Был оттепельный мартовский день. По снежной траншее мы шли с Алей через свой огород на вторую смену. Навстречу выбежала наша Таня. Почему так рано? Или, может, это мы опаздываем? Поравнялись, и она тихо сказала: «Нас отпустили. Умер товарищ Сталин. Там все плачут». Я схватился за голову. Аля дёрнула меня за рукав: «Не вздумай реветь! У тебя глаза на мокром месте, а подумают — притворяешься, льешь крокодиловы слезы… Что-то будет теперь…»
Учительницы соревновались, кто кого переплачет, голосили: как же будем дальше жить, что мы значим без мудрого и великого учителя и отца? Плакали взрослые и дети, сухие глаза вызывали подозрение: не плачешь — значит, радуешься.
Занятия в школе отменили, однако учителя и старшие ребята собирались в школе, слушали короткие передачи по радио и траурную музыку, готовили самый большой класс к митингу в день похорон. Снесли все ковры, которые только нашлись, накрыли ими составленные столы, поставили увитый чёрным крепом портрет вождя, окружили его лучшими «вазонами» — комнатными цветами, укрепили флаг сельсовета с траурной лентой.
В день похорон почти всё село сошлось в школе. Лохматые, бородатые, в тулупах и собачьих дохах сибиряки молча подпирали стены, бабы шмыгали носами, учительницы друг перед дружкой заливались слезами, а когда в Москве начали выступать с прощальными речами, разрыдались до истерики. Аля стояла опустив голову, а я, каюсь, заплакал. Может, оттого, что настрадался за столько лет, и сами по себе прорвались невыплаканные слезы. Наивно верилось, что только он, народная опора, мог вызволить нас, узнай он о наших муках. Но потаенно думалось и другое: неужели же он ничего не знает, не знает, сколько миллионов людей разного возраста, разных специальностей и талантов гибнет в тюрьмах, лагерях и ссылках. Вспоминались ленинградские корабелы и партийные работники, большевики с дореволюционным стажем, военные, и секретари райкомов, инженеры, писатели и артисты. Следователи были правы, когда говорили: «Дураков не берем» — хотя брали всех, как того Руденко «по плану».
После похорон все ждали чего-то. Появились портреты Маленкова, в колхозе отпустили малость гайки, остроумный народ уже приговаривал: «Пришел Маленков — поели блинков». Ждали и мы: Пушиков чуточку помягчел, спокойней и без прежней злобы глядела Наталия Ивановна, порою даже советовалась с нами, а меня попросила оформить таблицы для её класса.
Элла Григорьевна часто ездила в район за лекарствами и, понятно, останавливалась у Лидии Евсеевны.

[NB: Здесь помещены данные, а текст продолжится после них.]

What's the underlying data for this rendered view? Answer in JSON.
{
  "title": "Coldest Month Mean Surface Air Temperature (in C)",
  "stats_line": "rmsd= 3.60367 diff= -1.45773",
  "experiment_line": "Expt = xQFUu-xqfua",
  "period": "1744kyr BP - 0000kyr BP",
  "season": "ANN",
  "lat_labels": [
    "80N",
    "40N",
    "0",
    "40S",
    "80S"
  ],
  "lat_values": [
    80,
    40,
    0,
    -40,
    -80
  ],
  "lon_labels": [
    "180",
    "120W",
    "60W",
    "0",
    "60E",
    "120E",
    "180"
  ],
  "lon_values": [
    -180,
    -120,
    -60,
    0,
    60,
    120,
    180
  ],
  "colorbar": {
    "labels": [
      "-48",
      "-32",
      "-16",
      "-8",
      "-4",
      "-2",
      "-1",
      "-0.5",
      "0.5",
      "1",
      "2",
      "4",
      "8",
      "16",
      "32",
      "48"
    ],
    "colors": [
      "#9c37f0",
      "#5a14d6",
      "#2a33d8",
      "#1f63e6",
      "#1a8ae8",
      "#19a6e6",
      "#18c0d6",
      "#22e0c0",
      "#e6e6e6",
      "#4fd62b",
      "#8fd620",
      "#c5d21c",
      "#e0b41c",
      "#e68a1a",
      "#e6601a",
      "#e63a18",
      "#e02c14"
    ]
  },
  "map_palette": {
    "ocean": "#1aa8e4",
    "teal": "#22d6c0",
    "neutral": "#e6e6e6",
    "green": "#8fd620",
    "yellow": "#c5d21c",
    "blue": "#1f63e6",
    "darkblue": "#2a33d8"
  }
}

Возвращалась с кучей новостей, обнадёживающих слухов и предположений. Ими только и держались невольники, утешали надеждами и себя и близких.
В избушке Лидии Евсеевны и Веры Михайловны собирались оптимисты и пессимисты, и после того, как мы, слава Богу, «осиротели», разговоры пошли смелее. Ленинградки и москвички приносили письма от родных с намеками на перемены к лучшему: освободили кремлевских врачей, остановили выселение из Москвы евреев. Иван Андрианович советовал всем складывать чемоданы, посмеивался надо мною, что, дескать, рвал пуп, строил хату, а теперь достанется черту лысому. Однако, миновали недели, месяцы, а перемен в положении нашем всё не было. Жилось, правда, немного спокойнее.